Semester Project - COSI 230B

Overview

Groups of 3-4 students will complete a semester-long annotation project following the MATTER/MAMA cycle methodology. This is an essential component of the course where you will:

Design an annotation specification and guidelines for an NLP task
Annotate a dataset with your team
Evaluate inter-annotator agreement
Refine task guidelines based on disagreement analysis
Train and evaluate baseline NLP models
Report your findings

Project Documents

Project Overview

Full project description, milestones, and expectations

PDF

Group Contract Instructions

Template for assigning roles and responsibilities within your group

PDF

Annotation Goal Presentation Instructions

Guidelines for the Week 9 annotation goal presentation

PDF

Getting to Know Your Group

Before diving into the project, take time to establish your team:

Find out your common interests in annotation tasks
Find regular times to meet in person outside of class — this is critical for project quality
Identify what skills and resources each person brings:
- Knowledge of potential datasets
- Ideas for initial schema, workflows, etc.
- Specific skills (programming, data processing, writing, project management, etc.)

Project Timeline

Group Contract

Due Wed 2/25 by 11:59pm

A document assigning responsibility for specific tasks within the project. Divide work by skill — every member participates in annotation. Include group members, skills, task assignments, communication plan, meeting schedule, and data sharing plan. Submit signed document on LATTE.

Draft Annotation Schema

Due March 9

In-class presentation and write-up on your topic, dataset, and goals. Include an intuitive design for tagset and attributes, a small pilot annotation, and a brief literature review. Schema does not need to be fully formalized yet.

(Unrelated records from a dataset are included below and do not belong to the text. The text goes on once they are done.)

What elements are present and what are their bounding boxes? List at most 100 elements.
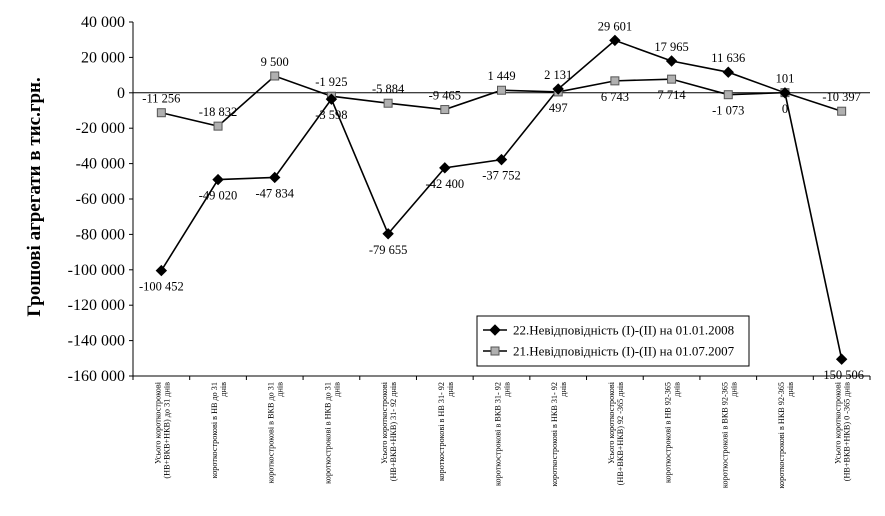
data-label: -79 655 <box>369 243 408 257</box>
y-tick-label: 40 000 <box>81 14 125 31</box>
data-label: 11 636 <box>711 51 745 65</box>
data-point-diamond <box>155 264 168 277</box>
data-label: -42 400 <box>426 177 465 191</box>
x-tick-label: короткострокові в НВ до 31днів <box>210 382 228 478</box>
data-point-square <box>213 121 223 131</box>
y-tick-label: 0 <box>117 85 125 102</box>
data-label: -5 884 <box>372 82 405 96</box>
data-label: 7 714 <box>658 88 687 102</box>
x-tick-label: короткострокові в НКВ до 31днів <box>323 382 341 484</box>
data-label: -100 452 <box>139 280 184 294</box>
y-axis-ticks: 40 000 20 000 0 -20 000 -40 000 -60 000 -80 00… <box>68 14 133 385</box>
data-label: 1 449 <box>487 69 515 83</box>
data-point-square <box>440 105 450 115</box>
y-tick-label: -40 000 <box>76 156 125 173</box>
svg-text:Усього короткострокові(НВ+ВКВ+: Усього короткострокові(НВ+ВКВ+НКВ) 31- 9… <box>380 381 398 481</box>
x-tick-label: короткострокові в НКВ 31- 92днів <box>550 382 568 487</box>
data-point-square <box>723 90 733 100</box>
data-point-square <box>497 85 506 95</box>
svg-text:короткострокові в НКВ 92-365дн: короткострокові в НКВ 92-365днів <box>777 382 795 489</box>
legend-box <box>476 315 750 367</box>
data-point-diamond <box>779 87 791 99</box>
legend-marker-square <box>490 346 500 356</box>
data-point-diamond <box>439 162 451 174</box>
x-tick-label: короткострокові в ВКВ 92-365днів <box>720 382 738 488</box>
data-point-diamond <box>609 34 621 47</box>
data-point-diamond <box>382 228 394 240</box>
data-point-square <box>610 76 620 86</box>
data-point-square <box>383 98 393 108</box>
x-tick-label: короткострокові в НВ 31- 92днів <box>437 382 455 481</box>
y-tick-label: -140 000 <box>68 333 125 350</box>
x-tick-label: короткострокові в НВ 92-365днів <box>664 382 682 483</box>
data-label: -150 506 <box>819 368 864 382</box>
svg-text:короткострокові в НВ 92-365дні: короткострокові в НВ 92-365днів <box>664 382 682 483</box>
x-tick-label: короткострокові в ВКВ до 31днів <box>267 382 285 483</box>
data-label: 101 <box>776 72 795 86</box>
x-tick-label: Усього короткострокові(НВ+ВКВ+НКВ) 31- 9… <box>380 381 398 481</box>
data-label: -10 397 <box>822 90 861 104</box>
svg-text:короткострокові в НКВ 31- 92дн: короткострокові в НКВ 31- 92днів <box>550 382 568 487</box>
svg-text:короткострокові в НВ до 31днів: короткострокові в НВ до 31днів <box>210 382 228 478</box>
data-label: 497 <box>549 101 568 115</box>
y-tick-label: 20 000 <box>81 49 125 66</box>
data-label: 0 <box>782 102 788 116</box>
data-point-square <box>156 108 166 118</box>
legend-marker-diamond <box>489 324 501 336</box>
y-tick-label: -80 000 <box>76 226 125 243</box>
legend-label: 22.Невідповідність (І)-(ІІ) на 01.01.200… <box>513 323 734 338</box>
data-label: -11 256 <box>142 92 180 106</box>
data-label: -49 020 <box>199 189 238 203</box>
y-tick-label: -160 000 <box>68 368 125 385</box>
svg-text:короткострокові в ВКВ 92-365дн: короткострокові в ВКВ 92-365днів <box>720 382 738 488</box>
y-tick-label: -60 000 <box>76 191 125 208</box>
data-label: -9 465 <box>429 89 461 103</box>
svg-text:Усього короткострокові(НВ+ВКВ+: Усього короткострокові(НВ+ВКВ+НКВ) 92 -3… <box>607 381 625 485</box>
data-label: -1 925 <box>315 75 347 89</box>
data-label: -37 752 <box>482 169 521 183</box>
svg-text:Усього короткострокові(НВ+ВКВ+: Усього короткострокові(НВ+ВКВ+НКВ) до 31… <box>153 381 171 478</box>
y-tick-label: -100 000 <box>68 262 125 279</box>
y-tick-label: -120 000 <box>68 297 125 314</box>
data-label: -1 073 <box>712 104 744 118</box>
legend: 22.Невідповідність (І)-(ІІ) на 01.01.200… <box>476 315 750 367</box>
x-tick-label: Усього короткострокові(НВ+ВКВ+НКВ) 0 -36… <box>834 381 852 481</box>
data-label: 2 131 <box>544 68 572 82</box>
data-label: -3 598 <box>315 108 347 122</box>
data-point-diamond <box>495 153 508 166</box>
legend-label: 21.Невідповідність (І)-(ІІ) на 01.07.200… <box>513 344 735 359</box>
data-point-diamond <box>269 171 281 184</box>
data-labels: -100 452 -49 020 -47 834 -3 598 -79 655 -42 4… <box>139 19 864 382</box>
x-tick-label: короткострокові в ВКВ 31- 92днів <box>494 382 512 486</box>
data-point-diamond <box>665 55 678 67</box>
data-point-diamond <box>325 93 338 105</box>
x-axis-labels: Усього короткострокові(НВ+ВКВ+НКВ) до 31… <box>153 381 851 488</box>
svg-text:короткострокові в ВКВ 31- 92дн: короткострокові в ВКВ 31- 92днів <box>494 382 512 486</box>
series-markers <box>155 34 848 365</box>
data-point-diamond <box>212 173 224 186</box>
data-label: 6 743 <box>601 90 629 104</box>
data-point-diamond <box>722 66 734 78</box>
svg-text:короткострокові в НКВ до 31дні: короткострокові в НКВ до 31днів <box>323 382 341 484</box>
data-point-square <box>270 71 280 81</box>
svg-text:короткострокові в ВКВ до 31дні: короткострокові в ВКВ до 31днів <box>267 382 285 483</box>
data-point-diamond <box>552 83 564 95</box>
data-label: 29 601 <box>598 19 632 33</box>
series-line-2 <box>161 75 842 128</box>
data-point-square <box>667 74 677 84</box>
data-point-diamond <box>835 353 848 365</box>
data-label: 9 500 <box>261 55 289 69</box>
y-tick-label: -20 000 <box>76 120 125 137</box>
y-axis-label-group: Грошові агрегати в тис.грн. <box>24 77 45 316</box>
x-tick-label: Усього короткострокові(НВ+ВКВ+НКВ) 92 -3… <box>607 381 625 485</box>
x-tick-label: Усього короткострокові(НВ+ВКВ+НКВ) до 31… <box>153 381 171 478</box>
svg-text:Усього короткострокові(НВ+ВКВ+: Усього короткострокові(НВ+ВКВ+НКВ) 0 -36… <box>834 381 852 481</box>
x-tick-label: короткострокові в НКВ 92-365днів <box>777 382 795 489</box>
data-label: -18 832 <box>199 105 238 119</box>
data-point-square <box>837 106 847 116</box>
y-axis-label: Грошові агрегати в тис.грн. <box>24 77 45 316</box>
data-label: -47 834 <box>255 186 294 200</box>
svg-text:короткострокові в НВ 31- 92дні: короткострокові в НВ 31- 92днів <box>437 382 455 481</box>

Annotation Goal Presentations

Week 9 (Mar 9, 11) — Slides due on LATTE by 3/9 @ 9:00am

10-minute group presentation covering: planned dataset and sampling technique, document balance (genre, time period, authorship), data source and size, copyright/licensing, existing annotations, planned task and goals, and discussion of 2-3 relevant papers.

MAMA/MATTER Cycle

March

Perform parallel, independent pilot annotation on a subset of your corpus. Measure inter-annotator agreement (IAA), review disagreements, consider task complexity. Revise guidelines and repeat until you achieve satisfactory IAA.

Full Annotation Specification

Due late March

Formal annotation schema, v1.0 of guidelines, and presentation. The specification must be clear enough for non-group annotators, with relevant examples (positive and negative) and expected edge cases. Schema should be operationalized within an annotation tool.

Full Annotation Task

April

Your group will not annotate its own task — each group will be given the schema and specification from another group. Grading is based on meeting deadlines and following the other group's instructions.

Annotation Report & Final Presentation

Due during finals week in May

In-class presentation, ACL-style paper (4 pages), and peer evaluation.

Deliverables

Final Paper (ACL-style, 4 pages)

Overview of task goals and annotation specification
Characterization of your dataset (data distribution, annotation distribution, etc.)
Difficulties during data collection (solved and unsolved), with possible improvements for future iterations
Annotation quality:
- Quantitative analysis of annotation reliability and interpretation
- Qualitative analysis of annotator disagreements
Machine learning experiment:
- Experimental design — baseline system, baseline features, features engineered from annotations
- Experimental results

Final Presentation

15-minute in-class presentation
Present annotation task, methodology, and results
Q&A with class

Dataset Submission

Annotated corpus with documentation
Annotation guidelines document
Data in standard format (JSON, XML, or specified format)

Peer Evaluation

Evaluate group members' contributions
Individual accountability component
Submitted confidentially

Grading Rubric

Component	Weight	Description
Annotation Schema Design	20%	Clarity, completeness, and appropriateness of the schema
Guidelines Quality	20%	Clear, comprehensive, with good examples
Dataset Quality	20%	Consistency, coverage, proper adjudication
IAA Analysis	15%	Appropriate metrics, thoughtful analysis of disagreements
Final Paper	15%	Writing quality, organization, academic rigor
Presentation	10%	Clarity, engagement, Q&A handling

Project Ideas

Here are some potential annotation tasks to consider:

Traditional NLP Tasks

Named entity recognition for a specific domain
Sentiment analysis with aspect-level annotations
Relation extraction for a knowledge domain
Event detection and argument extraction
Coreference resolution for a specific genre

LLM-Related Tasks

Preference annotation for chatbot responses
Hallucination detection in LLM outputs
Safety/toxicity annotation
Instruction-following evaluation
Code generation quality assessment

Resources

ACL Paper Format Templates
Annotation Tools
Dataset sources: Hugging Face, Kaggle, LDC, academic papers

Tip: Start early! Annotation takes longer than you expect, and you'll need multiple rounds of revision.